Chairman Rubio: “I am curious about CAMI (Cyber Association of Maryland, Inc.) and its role in representing so many small businesses that are afraid to come forward and discuss vulnerabilities, obviously it has business impacts. On the one hand, obviously, there is a breach of some sort we want people to know about it. On the other hand, many businesses that are small, mid-sized businesses would struggle with public disclosure that could theoretically, reputationally wipe them out. So, how is CAMI handling that, what is it doing? First, to sort of highlight the number and severity of the attacks that are on small business and in particular, helping small businesses that are afraid to come forward and discuss their vulnerabilities because, frankly, from those attacks, is how we can improve our method of responding and preventing them.”
Ms. Stacey Smith: “One of the things that we’re implementing, and it will come out in our revised website in April, is case studies, which allows our members to talk about businesses that have been breached and what they did to remedy the situation, and the cost involved, and the steps that they took, and things that they might have been able to do ahead of time to prevent that. So I think illustrating it through ‘this is a manufacturer, this was a small retail organization,” so they can say ‘okay, that’s me,’ just to know that someone else has gone through it, and contacting us, one of the things that we do is anonymously put out a plea to our members if anybody is available to handle this situation, so the business’ contact information or name isn’t out there to then connect them with resources to the business that’s looking for that. They can also directly contact the businesses through our website. But that fear factor is certainly there, but that’s also after they’ve been breached. If we can get to them before they’ve been breached and say to them ‘put these protections in place,” many of them wouldn’t suffer those breaches or attacks.”
Chairman Rubio: “But the existence of the case studies, without outing a company, is very helpful to a small company that sees them self reflected in the case study and understands that someone like them could also be hit by this.”

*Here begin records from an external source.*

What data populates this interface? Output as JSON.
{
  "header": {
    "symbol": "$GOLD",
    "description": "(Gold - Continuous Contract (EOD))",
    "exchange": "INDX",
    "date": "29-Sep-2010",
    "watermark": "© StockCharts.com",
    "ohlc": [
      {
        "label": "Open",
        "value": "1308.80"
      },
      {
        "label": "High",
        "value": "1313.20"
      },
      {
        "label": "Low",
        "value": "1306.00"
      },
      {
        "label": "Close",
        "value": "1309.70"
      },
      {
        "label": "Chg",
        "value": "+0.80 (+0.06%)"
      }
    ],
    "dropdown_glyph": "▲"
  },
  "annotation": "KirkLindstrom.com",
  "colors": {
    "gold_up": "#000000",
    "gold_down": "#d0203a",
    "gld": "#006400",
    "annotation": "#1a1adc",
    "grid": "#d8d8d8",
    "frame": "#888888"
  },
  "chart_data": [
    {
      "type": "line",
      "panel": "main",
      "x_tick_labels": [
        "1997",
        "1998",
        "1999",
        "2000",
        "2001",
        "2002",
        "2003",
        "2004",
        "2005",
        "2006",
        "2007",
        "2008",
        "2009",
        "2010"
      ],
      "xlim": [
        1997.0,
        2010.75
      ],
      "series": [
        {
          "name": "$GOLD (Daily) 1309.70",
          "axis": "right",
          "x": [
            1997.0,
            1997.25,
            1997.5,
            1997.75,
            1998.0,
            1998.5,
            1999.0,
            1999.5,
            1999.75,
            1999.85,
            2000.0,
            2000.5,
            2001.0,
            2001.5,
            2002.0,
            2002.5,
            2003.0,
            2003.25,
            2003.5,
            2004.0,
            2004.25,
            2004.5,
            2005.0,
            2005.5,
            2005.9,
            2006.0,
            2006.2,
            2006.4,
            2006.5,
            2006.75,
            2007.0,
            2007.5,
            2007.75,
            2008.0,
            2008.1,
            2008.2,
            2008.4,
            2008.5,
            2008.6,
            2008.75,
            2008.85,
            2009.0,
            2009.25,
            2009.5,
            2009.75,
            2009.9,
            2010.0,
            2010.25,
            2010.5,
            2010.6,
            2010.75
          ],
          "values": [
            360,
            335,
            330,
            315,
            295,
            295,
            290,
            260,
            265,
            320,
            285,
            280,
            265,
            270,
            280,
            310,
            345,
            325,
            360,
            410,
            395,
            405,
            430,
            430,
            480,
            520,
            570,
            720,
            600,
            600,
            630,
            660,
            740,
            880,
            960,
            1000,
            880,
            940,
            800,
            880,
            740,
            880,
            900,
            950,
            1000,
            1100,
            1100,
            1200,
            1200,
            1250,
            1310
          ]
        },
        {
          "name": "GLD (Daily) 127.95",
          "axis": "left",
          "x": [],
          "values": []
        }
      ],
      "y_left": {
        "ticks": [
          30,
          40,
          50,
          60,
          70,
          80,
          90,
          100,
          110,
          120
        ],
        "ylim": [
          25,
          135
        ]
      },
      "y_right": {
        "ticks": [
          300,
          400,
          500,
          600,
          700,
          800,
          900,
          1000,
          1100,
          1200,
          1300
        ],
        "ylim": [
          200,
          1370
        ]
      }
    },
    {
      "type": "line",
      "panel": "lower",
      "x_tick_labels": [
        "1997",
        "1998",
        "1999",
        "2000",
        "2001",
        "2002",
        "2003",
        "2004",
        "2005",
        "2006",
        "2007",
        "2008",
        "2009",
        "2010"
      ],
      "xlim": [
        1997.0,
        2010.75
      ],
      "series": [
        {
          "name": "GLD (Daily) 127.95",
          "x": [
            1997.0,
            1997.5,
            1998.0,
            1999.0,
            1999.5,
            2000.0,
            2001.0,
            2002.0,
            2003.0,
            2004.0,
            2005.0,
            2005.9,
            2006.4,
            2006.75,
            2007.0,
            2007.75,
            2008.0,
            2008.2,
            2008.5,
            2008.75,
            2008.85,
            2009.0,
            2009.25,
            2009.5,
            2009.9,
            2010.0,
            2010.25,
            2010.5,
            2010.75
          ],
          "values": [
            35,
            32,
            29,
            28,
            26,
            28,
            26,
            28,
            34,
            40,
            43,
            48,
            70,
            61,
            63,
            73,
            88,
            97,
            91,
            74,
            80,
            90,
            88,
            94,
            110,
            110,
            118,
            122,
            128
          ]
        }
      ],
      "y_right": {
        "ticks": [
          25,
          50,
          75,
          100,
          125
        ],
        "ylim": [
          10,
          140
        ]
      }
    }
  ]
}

Ms. Stacey Smith: “Absolutely, and one of the things that we find all the time in what we do is-- and even our organization when we were first created it-- we expected businesses to come to our programs and hear a talk on cyber security and how to be cyber secure. They don’t do that. Our local SBA rep said the same thing. That they’ve tried to do programs for the small businesses and they don’t come. They know they have to be secure, they’re too busy, or it doesn’t apply to them, whatever. But going to organizations that are already doing things and making it a piece of their conference, or put the information on their website, in addition to the SBA website. Things like that, small things like that can be done, taking the message out to the business and marketing. We deal with our local government, they don’t want to spend money on marketing and getting the word out, but you’ve got these great programs, how do you get the word out? And there’s got to be some kind of method for telling the message and promoting what resources are available.”
Chairman Rubio: “Well I want to thank all three of you for being patient and being with us today. We’ve had a great hearing, and your input as you saw from the questions and comments from some of our members I think has elicited thinking about number one, things people may want to take back to their own states, but holistically some of the challenges we face as we move forward on what SBA can do and what the federal government can do to empower small business to confront this very real 21st century challenge.”